Chine et fans japonais remplissent le Mondial, défiant les tensions géopolitiques

Chinois et supporters du Japon au Mondial, malgré la géopolitique
Chinois et supporters du Japon au Mondial, malgré la géopolitique

Des supporters chinois ont envahi le bar « Cages » à Shanghai pour célébrer le quatrième but du Japon contre la Tunisie, déployant un gigantesque drapeau japonais sous les applaudissements.

Une ambiance explosive loin des rivalités historiques

Au moment où le sifflet final a retenti, les dizaines de jeunes réunis sous le nom de « Fan » ont brandi le drapeau du « Pays du soleil levant », photographié, chanté et sauté de joie, comme si la victoire du Japon était un événement purement sportif.

Fan, organisateur du groupe, explique que leur génération, née dans les années 1990, a grandi devant des animés japonais tels que Captain Tsubasa, source d’une passion profonde pour le football nippon.

Le poids des classements et du modèle japonais

La FIFA classe la Chine à la 91ᵉ place, sa dernière participation datant de 2002, tandis que le Japon occupe la 16ᵉ place mondiale et atteint régulièrement les huitièmes de finale.

Selon Fu Jinyu, auteur d’un ouvrage sur le football japonais, le pays a développé un écosystème moderne favorisant les académies de jeunes et la culture supporter, à l’inverse du football chinois qui « s’est progressivement replié sur lui-même », selon Jasper Sun.

Des liens culturels qui transcendent la politique

Fan souligne que les deux nations partagent une appartenance asiatique et que le Japon représente aujourd’hui la « fierté du football asiatique ». Cette perception ancre l’attachement des jeunes chinois à la réussite japonaise, indépendamment des tensions diplomatiques.

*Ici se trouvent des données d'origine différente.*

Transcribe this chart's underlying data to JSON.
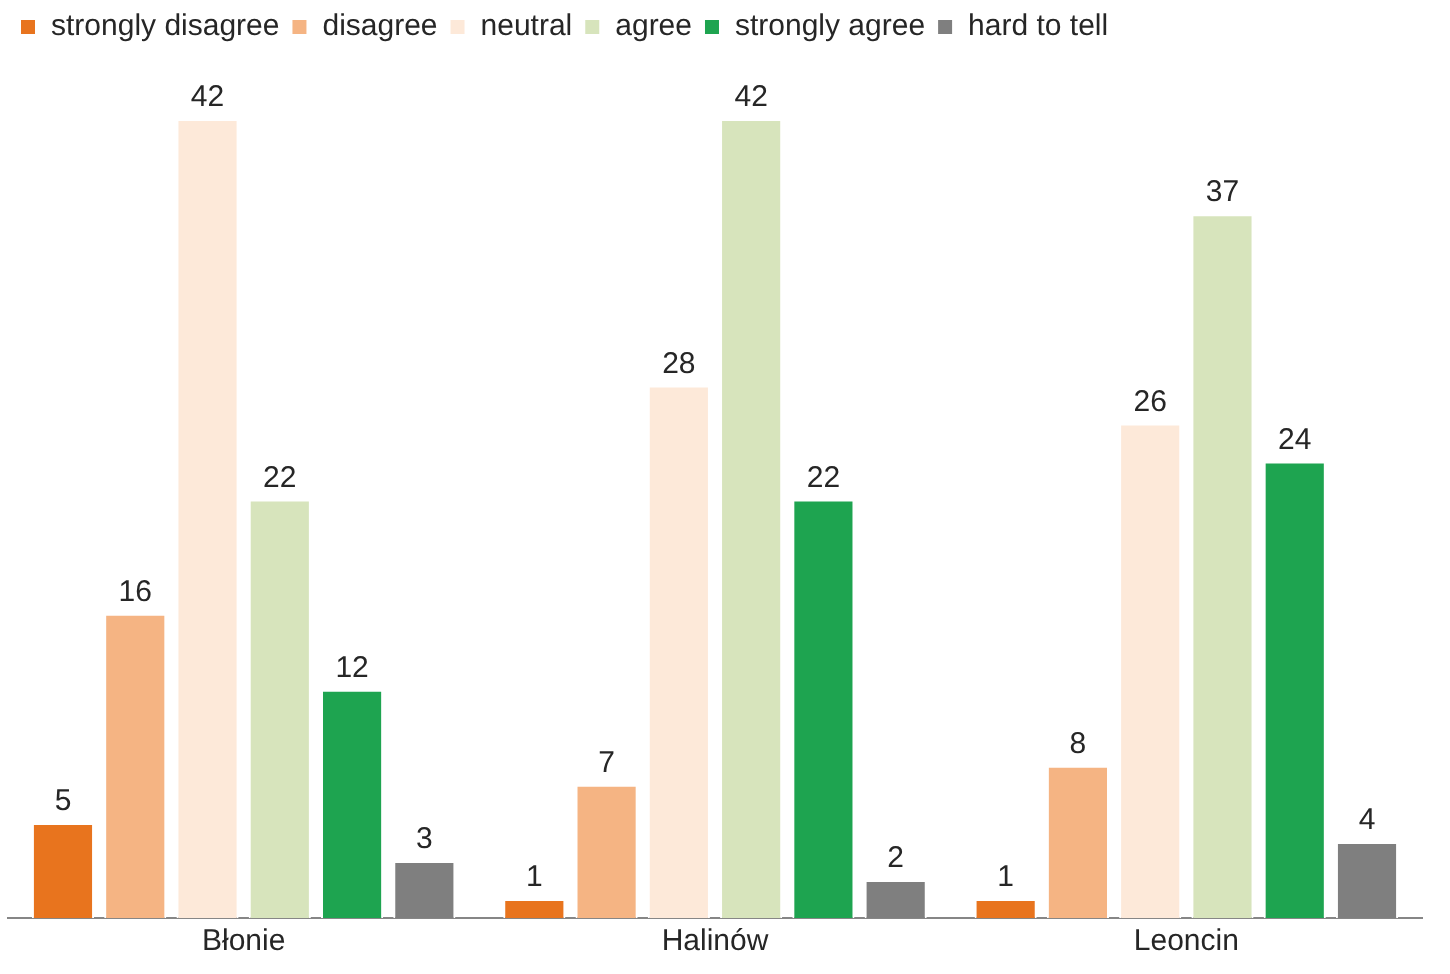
{
  "chart_data": {
    "type": "bar",
    "categories": [
      "Błonie",
      "Halinów",
      "Leoncin"
    ],
    "series": [
      {
        "name": "strongly disagree",
        "color": "#e8741e",
        "values": [
          5,
          1,
          1
        ]
      },
      {
        "name": "disagree",
        "color": "#f5b483",
        "values": [
          16,
          7,
          8
        ]
      },
      {
        "name": "neutral",
        "color": "#fde9d9",
        "values": [
          42,
          28,
          26
        ]
      },
      {
        "name": "agree",
        "color": "#d7e4bc",
        "values": [
          22,
          42,
          37
        ]
      },
      {
        "name": "strongly agree",
        "color": "#1ea450",
        "values": [
          12,
          22,
          24
        ]
      },
      {
        "name": "hard to tell",
        "color": "#7f7f7f",
        "values": [
          3,
          2,
          4
        ]
      }
    ],
    "data_labels": true,
    "legend": "top left",
    "grid": false,
    "tick_labels": "x"
  }
}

Sur le plan personnel, Sun ajoute que Shanghai reste « relativement ouverte d’esprit », limitant les remarques hostiles que l’on observe davantage sur les réseaux.

Tensions numériques et stratégies de discrétion

Aki Yang, chinoise de 30 ans résidant en Thaïlande et gestionnaire d’une page de fans japonais, rapporte des commentaires qualifiant les supporters de « traîtres », mais indique s’être adaptée à ces critiques.

Une publication sur Xiaohongshu conseille même de masquer le drapeau ou de porter un casque lorsqu’on arbore le maillot japonais, soulignant la pression mentale ressentie en public.

Espoir d’un pont d’amitié entre les deux peuples

Les récentes déclarations de la Première ministre japonaise Sanae Takaichi, évoquant une possible intervention militaire en défense de Taïwan, ont ravivé les frictions entre Pékin et Tokyo.

Face à ce climat, Fan insiste sur la nécessité d’une mobilisation citoyenne : « Mon idéal ultime, c’est de contribuer à bâtir un pont d’amitié entre nos deux pays », affirmant que le sport peut servir de langage commun.

Dans un monde où les rivalités s’entremêlent avec les passions, la célébration d’un but devient le geste le plus simple pour rapprocher deux cultures jadis opposées.